Considering a move to microservices
Martin Fowler has a lot of good advice about things to think about before moving to microservices. The term he coined is Microservice Envy, the temptation to rush into microservices without considering the complexity premium that must be paid and the procedures that need to be in place. In the hope of avoiding as many mistakes as possible, here are some of the things we need to think about.
Microservice Premium
Microservice architectures don’t come cheap, there is a premium to be paid due to the additional complexities of monitoring, eventual consistency, automated deployments, etc. Fowler’s advice is don’t even consider microservices unless you have a system that’s too complex to manage as a monolith. https://martinfowler.com/bliki/MicroservicePremium.html
Prerequisites
Fowler suggests that, given the additional complexity supporting a microservice application (i.e. a whole bunch of small services rather than just a few), certain competencies should be in place before even considering a move to microservice architecture.
Rapid provisioning
The ability to spin up a new machine in a matter of hours. Clearly this is impossible in a cumpersome corporate, but should easily be possible in the Cloud.
Basic monitoring
Due to the number of loosely connected services a good monitoring regime will need to be in place to spot problems quickly.
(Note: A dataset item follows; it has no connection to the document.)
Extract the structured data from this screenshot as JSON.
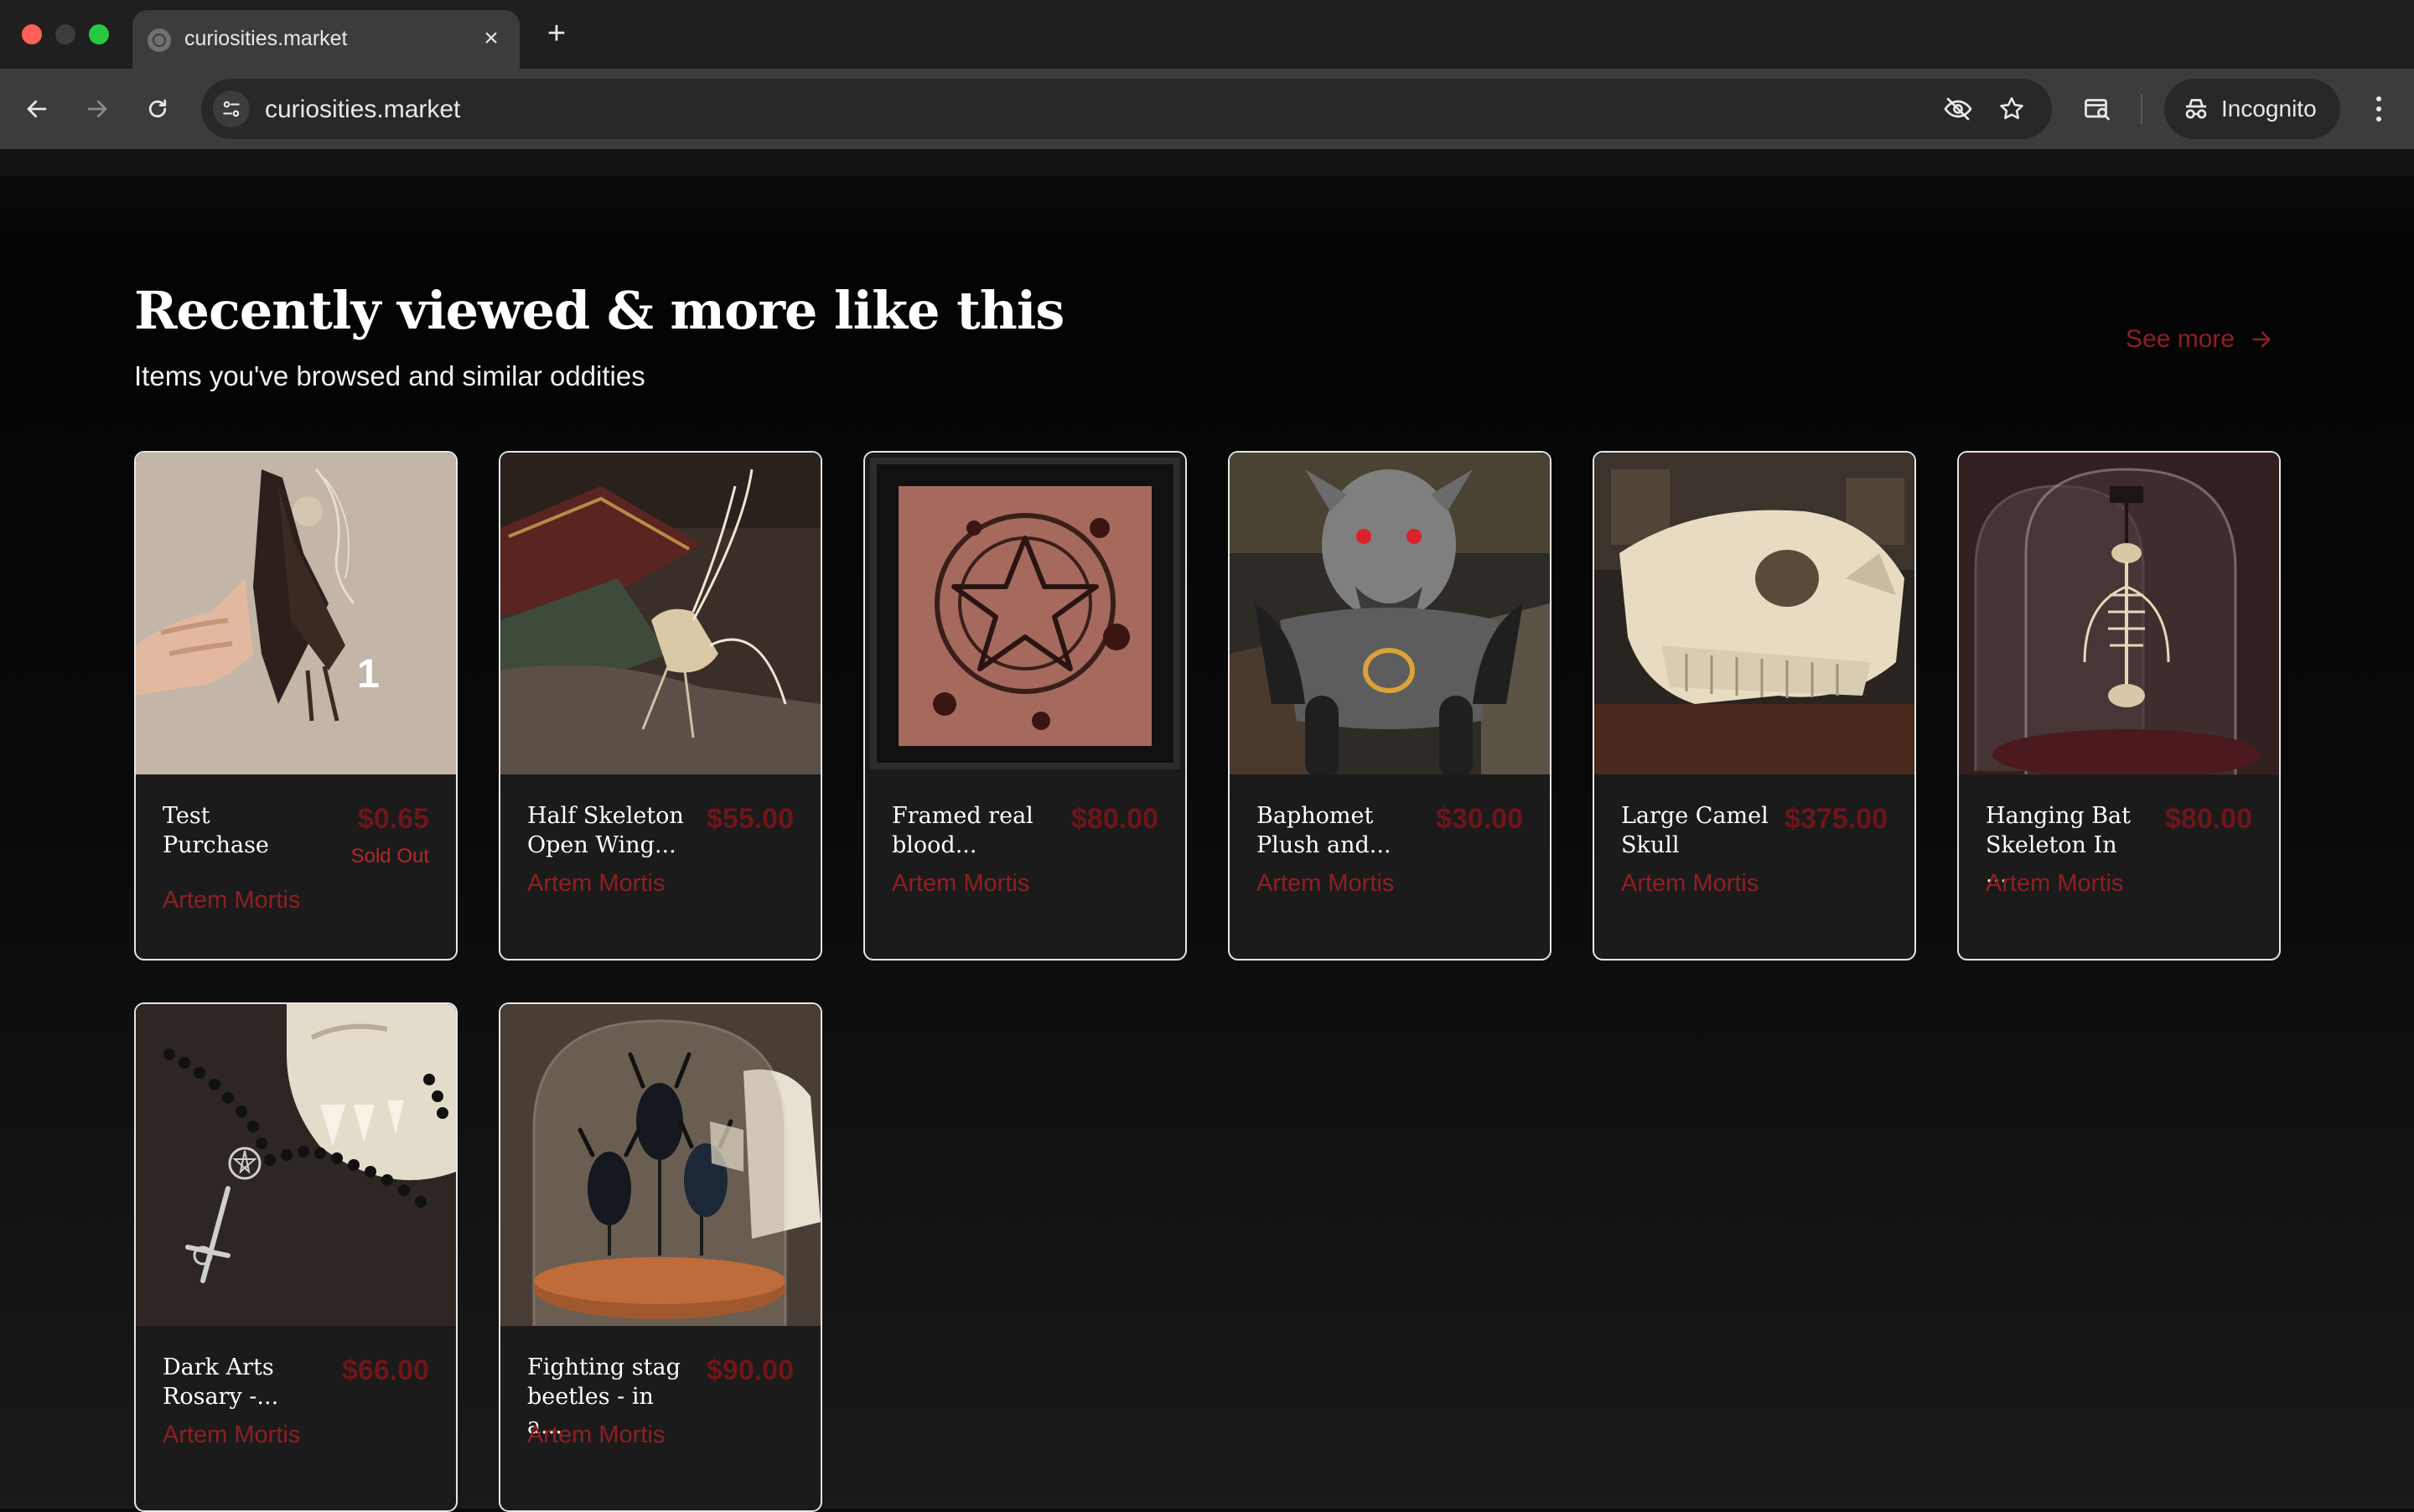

Rapid application deployment
i.e. the ability to fix problems quickly.
So, basically, a good DevOps culture needs to be in place.
Fowler suggests creating and deploying just a handful of microservices to start with, and leaving the rest of the application as-is. This will give a soft transition and give time to adapt and tweak the architecture.
https://martinfowler.com/bliki/MicroservicePrerequisites.html
Monolith first strategy
Although not a hard and fast rule (i.e. YMMV) another of Fowler’s guidlines is to build a monolith first then gradually move to microservices, because YAGNI. In new, relatively simple apps the burden of microservices will slow cadence and bring unnecessary complexity. The approaches then are:
Define boundaries carefully
Build the monolith with well-defined modules for both the APIs and data storage. It should be relatively simple to move to microservices from here. (FWIW I think this is where our aplication is now)
Peel off microservices
Go for low-hanging fruit first, then see what is left behind. The core should be relateively stable with most development in the new microservices. (Again, I think this may be the most obvious approach for our application).
Replace the monolith entirely
Yikes!
Start with coarse-grained services
This gets you used to dealing with microservices in the wild. Larger services can then be broken down into finer-grained units.
https://martinfowler.com/bliki/MonolithFirst.html
tl;dr
Move to microservices only when your application is too big, and move gradually. A good DevOps culture needs to be in place. Start with a monolith then gradually peel off microservices.